We got even more information in the last scene we saw filmed for the day, in an alley outside the radio station. It was decorated to look like the area just outside the venue where the reunion is being held, and because Sarah was dressed for it (Sarah, being very stylish, is always dressed for a reunion), she was asked to be an extra!
(That's Sarah in the background, facing the shadowy guy)

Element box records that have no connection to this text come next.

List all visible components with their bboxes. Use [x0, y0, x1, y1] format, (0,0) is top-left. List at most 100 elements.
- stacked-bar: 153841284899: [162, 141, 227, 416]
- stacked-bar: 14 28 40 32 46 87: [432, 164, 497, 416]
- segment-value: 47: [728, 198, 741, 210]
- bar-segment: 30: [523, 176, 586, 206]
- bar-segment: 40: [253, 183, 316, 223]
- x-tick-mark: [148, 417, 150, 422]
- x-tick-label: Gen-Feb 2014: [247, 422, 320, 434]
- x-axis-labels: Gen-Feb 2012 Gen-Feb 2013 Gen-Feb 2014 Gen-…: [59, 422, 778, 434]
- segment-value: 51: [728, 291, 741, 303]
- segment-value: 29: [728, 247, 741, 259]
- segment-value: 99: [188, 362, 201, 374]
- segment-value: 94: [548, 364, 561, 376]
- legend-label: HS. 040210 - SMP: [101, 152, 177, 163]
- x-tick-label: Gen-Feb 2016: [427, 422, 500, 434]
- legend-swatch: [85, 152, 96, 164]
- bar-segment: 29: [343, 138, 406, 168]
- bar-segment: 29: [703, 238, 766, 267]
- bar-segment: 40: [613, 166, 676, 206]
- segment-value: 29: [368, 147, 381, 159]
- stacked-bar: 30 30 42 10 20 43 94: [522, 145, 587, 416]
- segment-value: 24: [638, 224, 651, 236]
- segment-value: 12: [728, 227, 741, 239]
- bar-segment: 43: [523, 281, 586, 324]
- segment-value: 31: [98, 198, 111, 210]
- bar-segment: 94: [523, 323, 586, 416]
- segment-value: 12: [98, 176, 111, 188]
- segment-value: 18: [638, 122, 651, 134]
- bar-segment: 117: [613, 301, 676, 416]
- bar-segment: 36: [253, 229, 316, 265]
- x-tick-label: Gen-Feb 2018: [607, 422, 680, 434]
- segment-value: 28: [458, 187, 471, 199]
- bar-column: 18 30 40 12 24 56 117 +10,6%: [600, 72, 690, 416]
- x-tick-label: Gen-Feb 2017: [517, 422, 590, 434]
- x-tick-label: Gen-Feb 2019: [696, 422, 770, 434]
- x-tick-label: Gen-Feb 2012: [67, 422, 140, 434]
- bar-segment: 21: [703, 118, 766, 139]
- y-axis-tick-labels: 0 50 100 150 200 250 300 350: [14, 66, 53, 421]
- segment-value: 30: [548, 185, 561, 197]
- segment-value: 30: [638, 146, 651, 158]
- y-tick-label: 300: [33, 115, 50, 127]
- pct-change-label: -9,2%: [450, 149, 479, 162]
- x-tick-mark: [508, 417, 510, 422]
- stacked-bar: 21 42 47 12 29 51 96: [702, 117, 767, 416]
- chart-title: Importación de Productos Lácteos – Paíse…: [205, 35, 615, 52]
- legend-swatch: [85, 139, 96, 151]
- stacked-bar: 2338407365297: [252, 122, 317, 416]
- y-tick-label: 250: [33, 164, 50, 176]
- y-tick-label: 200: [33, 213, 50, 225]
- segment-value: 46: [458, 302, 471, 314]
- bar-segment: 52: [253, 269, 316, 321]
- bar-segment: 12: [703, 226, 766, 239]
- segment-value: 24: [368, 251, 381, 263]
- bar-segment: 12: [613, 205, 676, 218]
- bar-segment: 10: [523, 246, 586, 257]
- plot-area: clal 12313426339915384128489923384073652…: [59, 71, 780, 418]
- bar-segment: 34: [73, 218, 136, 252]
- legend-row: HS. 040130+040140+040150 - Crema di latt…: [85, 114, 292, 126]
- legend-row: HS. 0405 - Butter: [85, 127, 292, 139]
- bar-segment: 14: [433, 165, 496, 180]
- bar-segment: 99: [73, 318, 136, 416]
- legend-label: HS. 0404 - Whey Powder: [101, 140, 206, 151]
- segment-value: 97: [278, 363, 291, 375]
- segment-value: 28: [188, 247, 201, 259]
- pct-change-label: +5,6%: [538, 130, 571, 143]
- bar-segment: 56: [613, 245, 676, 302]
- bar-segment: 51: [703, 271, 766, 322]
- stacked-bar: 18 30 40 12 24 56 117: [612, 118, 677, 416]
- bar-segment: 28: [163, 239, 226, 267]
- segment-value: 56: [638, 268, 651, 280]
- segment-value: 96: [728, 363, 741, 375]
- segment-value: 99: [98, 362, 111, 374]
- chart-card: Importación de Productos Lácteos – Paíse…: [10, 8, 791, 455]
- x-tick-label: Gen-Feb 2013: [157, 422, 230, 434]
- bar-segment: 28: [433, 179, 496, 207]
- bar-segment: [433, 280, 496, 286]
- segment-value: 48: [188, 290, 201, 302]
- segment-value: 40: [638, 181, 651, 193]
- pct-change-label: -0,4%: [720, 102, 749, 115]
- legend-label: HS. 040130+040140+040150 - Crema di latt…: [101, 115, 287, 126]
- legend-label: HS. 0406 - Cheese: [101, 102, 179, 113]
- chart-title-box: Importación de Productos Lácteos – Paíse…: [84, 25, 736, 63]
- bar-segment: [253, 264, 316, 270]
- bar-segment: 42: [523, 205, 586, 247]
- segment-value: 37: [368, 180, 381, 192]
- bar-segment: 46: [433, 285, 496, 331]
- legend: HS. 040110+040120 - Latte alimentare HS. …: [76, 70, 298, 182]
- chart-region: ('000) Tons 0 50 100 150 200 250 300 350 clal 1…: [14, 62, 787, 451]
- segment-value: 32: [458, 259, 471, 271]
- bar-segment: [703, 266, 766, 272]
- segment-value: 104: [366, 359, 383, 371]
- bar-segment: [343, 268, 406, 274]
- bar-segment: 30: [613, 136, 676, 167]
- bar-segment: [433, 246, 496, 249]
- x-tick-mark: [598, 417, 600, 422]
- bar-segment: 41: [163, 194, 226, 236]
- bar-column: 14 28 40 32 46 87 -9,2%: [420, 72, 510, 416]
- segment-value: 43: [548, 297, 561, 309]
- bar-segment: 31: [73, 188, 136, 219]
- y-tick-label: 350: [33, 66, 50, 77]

Here's how the scene played out: Logan has apparently arrived at the reunion to beat the hell out of Sean Friedrich (remember the butler's son? Played by Kevin Sheridan, not present that day) for selling some compromising pictures of Bonnie De Ville/Carrie Bishop to the press. We learned (and this has since been confirmed in the trailer) that Bishop was Logan's girlfriend, and now he's suspected of her murder. They start talking about a recent boat party and either clues or red herrings are revealed, and I'll leave all that alone because I'm not trying to spoil the mystery for myself or for anyone else. But Veronica chastises Logan for showing up to the reunion throwing punches when he's suspected for murder, although she grudgingly admires his overzealous sense of chivalry. That always did seem to work on her, didn't it? Then Mac, played by the great Tina Majorino, runs from the reunion and tells Veronica rather urgently that Piz is looking for her, and Veronica takes off, with Logan staring soulfully after her. Meanwhile, Neptune High Class of '06 student Sarah Pitre stands stoically in the background with her arms crossed.
In between takes, Bell and Majorino had several jokey exchanges, while Dohring paced intently, keeping himself in the zone. He seemed friendly and appeared to get along with everyone, but he definitely employs a more intense method of performance than the rest of the cast. By this point, everyone seemed tired, and we felt we'd worn out Rob's wonderful, incredibly warm hospitality long enough, so we sneaked out.
On our way back through the radio station to the shuttle, we spied Lowell taking pictures of the entire This American Life staff, who seemed thrilled to pose for him (except Ira Glass, who was, as before, a little adorably awkward.) Someone accidentally knocked Lowell's very nice, expensive camera off the table and everyone gasped, but Lowell, after blanching a bit, laughed it off. We each grabbed a veggie corndog from the craft services table and headed out, waiting until we were out of earshot to rehash every detail of the day.
And rehashing it here with you has been nothing short of a joy. I'm about to see Veronica Mars, and I'm nervous and excited to learn if the film can live up to the experience. It's nearly impossible to gauge the quality of a movie from a set visit - we loved what we saw, but it's such a small piece of what will be a very large puzzle. But as a forever fan of the show, getting to watch Veronica snark and suss out clues in person was unbelievably fun.
Also, Ira Glass asked me a bunch of questions. And I'll always have that.